Когда Федеральный закон № 122 вступил в силу, власти не ожидали, что сопротивление будет столь масштабным и охватит всю страну. В свою очередь, для самих участников протеста неожиданностью оказалась легкость, с которой была достигнута победа. Уже к началу февраля власти пошли на уступки, в значительной мере восстановив права «льготников», хотя сам закон формально отменен не был.
Социальный конфликт
Отступление властей в феврале 2005 года отнюдь не означало отказа правительства от провозглашенной им повестки дня. Новая волна неолиберальных реформ готовилась давно. Строго говоря, уже в первой половине 1990-х годов либеральные идеологи подчеркивали, что реформы не доведены до конца, пока сохраняются субсидии на жилье, пока не приватизированы земля и другие природные ресурсы, пока образование и здравоохранение не переведены полностью на коммерческие рельсы. Однако сделать это в 1990-е годы не представлялось возможным. Причин тому было несколько.
Захваченной и поделенной между победителями «общенародной» собственности в начале 1990-х годов было вполне достаточно. Серьезный интерес представляли крупные предприятия, нефтяные месторождения, газовая промышленность. На этом фоне жилищное хозяйство, даже леса с водоемами не выглядели особенно привлекательными. С другой стороны, несмотря на собственную пропаганду, правящие круги прекрасно понимали, что ничего хорошего реформа для большинства населения не сулит. Приватизация, открытие рынков и либерализация цен в сочетании с распадом СССР (вызвавшим распад хозяйственных связей) привели к резкому снижению жизненного уровня. На таком фоне реформы в социальной сфере могли обернуться настоящей катастрофой. Дело, разумеется, не в человеколюбии власть имущих, которые в последний момент пожалели население, а в том, что даже лидеры 1990-х годов понимали: всему есть предел. Наложение социальных реформ на экономические грозило обернуться либо широкомасштабным бунтом, либо просто массовой гибелью населения. А это отнюдь не входило в планы правительства: для того, чтобы приватизированная экономика работала, люди были нужны — пусть бедными, но живыми.
Компромисс между «красными» директорами и финансовой олигархий, достигнутый в 1994 году, предполагал и определенные уступки народу. Наступление на социальные гарантии прекращается. Возникает своего рода равновесие, вполне отвечающее стратегии и идеологии «хозяйственников» — приватизированная экономика соединяется с сохранением остатков советских социальных гарантий, что обеспечивает выживание значительной части промышленных предприятий.

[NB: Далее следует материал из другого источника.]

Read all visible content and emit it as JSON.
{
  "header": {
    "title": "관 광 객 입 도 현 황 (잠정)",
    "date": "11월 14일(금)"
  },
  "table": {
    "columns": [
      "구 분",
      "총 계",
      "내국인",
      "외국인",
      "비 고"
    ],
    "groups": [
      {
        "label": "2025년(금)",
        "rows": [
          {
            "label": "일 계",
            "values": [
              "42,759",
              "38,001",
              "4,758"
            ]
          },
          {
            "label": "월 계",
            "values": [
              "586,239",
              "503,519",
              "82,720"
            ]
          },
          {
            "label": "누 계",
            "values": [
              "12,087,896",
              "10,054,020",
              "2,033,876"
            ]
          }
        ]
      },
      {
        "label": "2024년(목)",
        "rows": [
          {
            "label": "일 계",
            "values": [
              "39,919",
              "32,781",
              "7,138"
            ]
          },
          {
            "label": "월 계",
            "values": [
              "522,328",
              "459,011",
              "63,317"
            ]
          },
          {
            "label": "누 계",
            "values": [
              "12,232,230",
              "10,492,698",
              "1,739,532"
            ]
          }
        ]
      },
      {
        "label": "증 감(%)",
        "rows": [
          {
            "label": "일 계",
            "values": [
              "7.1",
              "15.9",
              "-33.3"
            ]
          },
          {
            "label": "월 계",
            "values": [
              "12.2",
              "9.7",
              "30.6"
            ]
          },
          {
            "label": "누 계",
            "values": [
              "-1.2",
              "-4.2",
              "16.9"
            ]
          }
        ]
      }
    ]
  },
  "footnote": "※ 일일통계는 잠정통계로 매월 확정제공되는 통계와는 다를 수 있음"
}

В новых условиях, когда государство резко обеднело, денег на поддержание социальной сферы, конечно, не хватало. Проблему пытались решить за счет регулярных невыплат и задержек зарплаты, а также за счет почти полного прекращения инвестиций в инфраструктуру и «социалку» (денег хватало только на ее механическое поддержание). Зарплаты становятся нищенскими, что ведет к резкому снижению качества образовательных и социальных услуг. Но даже эти жесткие методы не смогли предотвратить в 1998 году дефолт и крах рубля (любопытно, что спустя два года та же ситуация повторилась и в Аргентине, которую либералы предлагали России в качестве позитивного образца).
В результате дефолта экономический рост возобновляется, поддержанный резким ростом мировых цен на нефть. На страну хлынул поток нефтедолларов. Бюджет государства становится профицитным.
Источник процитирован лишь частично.